Eventually, as a young adult, in 1945, he met the former Frances Montoya, who was born in Jemez Springs and grew up in Greeley, Colorado. They were married in 1948 and will soon enjoy their 54th Wedding Anniversary. In the ensuing years, three children blessed this union, Elena, Jean, and Sandra. Elena resides in Colorado, Sandra in Placitas, and Jean is deceased. During W.W. II, Escarcida spent three years in the Army in the South Pacific, participating in several campaigns. Due to an injury, he was discharged. (At this point, Mrs. Escarcida proudly added, “I know he doesn’t want me to mention this—he received a Purple Heart.”)
“Due to my War injury, I was concerned there might be limitation as to what endeavor I might become involved with in Civilian life, so I went to the Veteran’s Administration where, after testing me, it was advised that I might be fitted for administration work.” To prepare himself, he enrolled in Browning Commercial Business School in downtown Albuquerque, from where Escarcida graduated after an intensive three year course instead of the required four year one—so anxious was he to get on with his life.
After twenty-seven years as head of the Accounting Department of the Bureau of Reclamation, Willie Escarcida retired. Because of Reclamation’s interest and his own as well (in water extension), he had developed a keen interest in the overall picture of water distribution. Upon being asked if he thought the Bureau of Reclamation had changed much in recent years—he replied, “The goals remain the same, the purpose for which it was founded is continuing. Hopefully, the current management will be more aggressive in their future concern for the Farmer!”
For a year or so, (after retirement) the Escarcidas traveled extensively. Returning to their Placitas home in the Village, he recalled, “I soon felt that I wanted to become more involved in my community and the nearby area, now that I had the time.” Meanwhile, he looked in several directions where he might be of help; an opportunity appeared to become an Arbitrator for the Better Business Bureau, working as a “go-between” for the businessman and the BBB. In between these assignments Governor King gave Willie Escarcida an assignment (as a member of the Economic Development Corp., here) on the State Commission.
While still involved with all of these activities dealing with Soil Erosion, Community Planting, and Water Distribution, he decided he would no longer give time to being on governing boards and instead give his time and attention to the Coronado Soil and Water Conservation, and be more active with Soil Preservation Projects.
In questioning Escarcida, as to how he feels about the future for Placitas Soil and Water Conservations, he replied, “Well, I think it’s too late. This has always been a farming community and back in the early 1900’s the State allocated water such as irrigation water, equal to one acre foot of water which was allocated to 214 acres of the original Placitas area. (One has to remember that at that time it was largely a farming community.) But now, Placitas has become between 80 and 90 percent housing. That land is regretfully lost now,” he reflected.
He offers the following thoughts for the future: “Don’t rely on Nature to take care of water distribution. The people themselves, the Water Board, all residents as well have to stay on top of it! I have a deep concern for the future inhabitants of the Village and their continued need for the use of the Water supply.”

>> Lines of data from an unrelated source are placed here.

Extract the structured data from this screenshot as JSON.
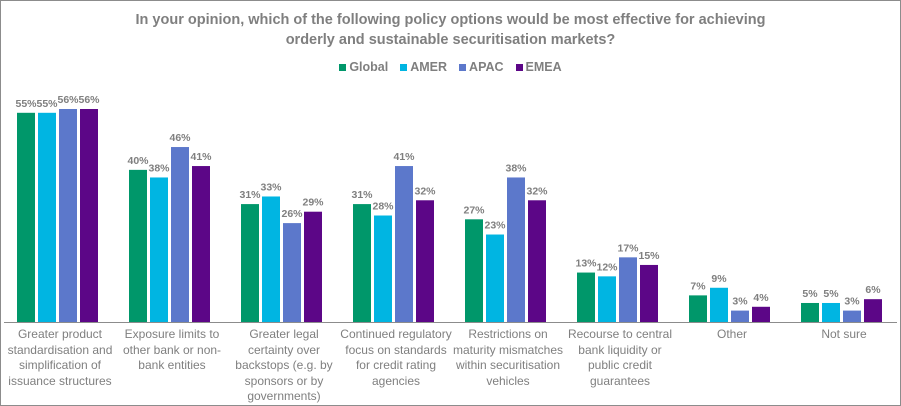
{
  "chart_data": {
    "type": "bar",
    "title": "In your opinion, which of the following policy options would be most effective for achieving orderly and sustainable securitisation markets?",
    "title_lines": [
      "In your opinion, which of the following policy options would be most effective for achieving",
      "orderly and sustainable securitisation markets?"
    ],
    "xlabel": "",
    "ylabel": "",
    "ylim": [
      0,
      60
    ],
    "grid": false,
    "legend_position": "top-center",
    "categories": [
      "Greater product standardisation and simplification of issuance structures",
      "Exposure limits to other bank or non-bank entities",
      "Greater legal certainty over backstops (e.g. by sponsors or by governments)",
      "Continued regulatory focus on standards for credit rating agencies",
      "Restrictions on maturity mismatches within securitisation vehicles",
      "Recourse to central bank liquidity or public credit guarantees",
      "Other",
      "Not sure"
    ],
    "series": [
      {
        "name": "Global",
        "color": "#00976a",
        "values": [
          55,
          40,
          31,
          31,
          27,
          13,
          7,
          5
        ]
      },
      {
        "name": "AMER",
        "color": "#00b5e2",
        "values": [
          55,
          38,
          33,
          28,
          23,
          12,
          9,
          5
        ]
      },
      {
        "name": "APAC",
        "color": "#5c78cb",
        "values": [
          56,
          46,
          26,
          41,
          38,
          17,
          3,
          3
        ]
      },
      {
        "name": "EMEA",
        "color": "#5c0687",
        "values": [
          56,
          41,
          29,
          32,
          32,
          15,
          4,
          6
        ]
      }
    ],
    "value_suffix": "%"
  }
}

Sighing, Escarcida says, “Today, as I see it, the future in terms of our Placitas water supply for domestic use…its conservation now will be important to those coming after us…the concern now is very important for the transmission of water from its source in ditches and from reservoirs, has to be carefully monitored.” Springing from a deep love for their roots—both his family’s and his own in the charming old village, he finalizes this thoughts by saying, “Do whatever is required to hold Soil and Water in their respective places. Soil conservation means hold Soil in place-and the same applies to Water.”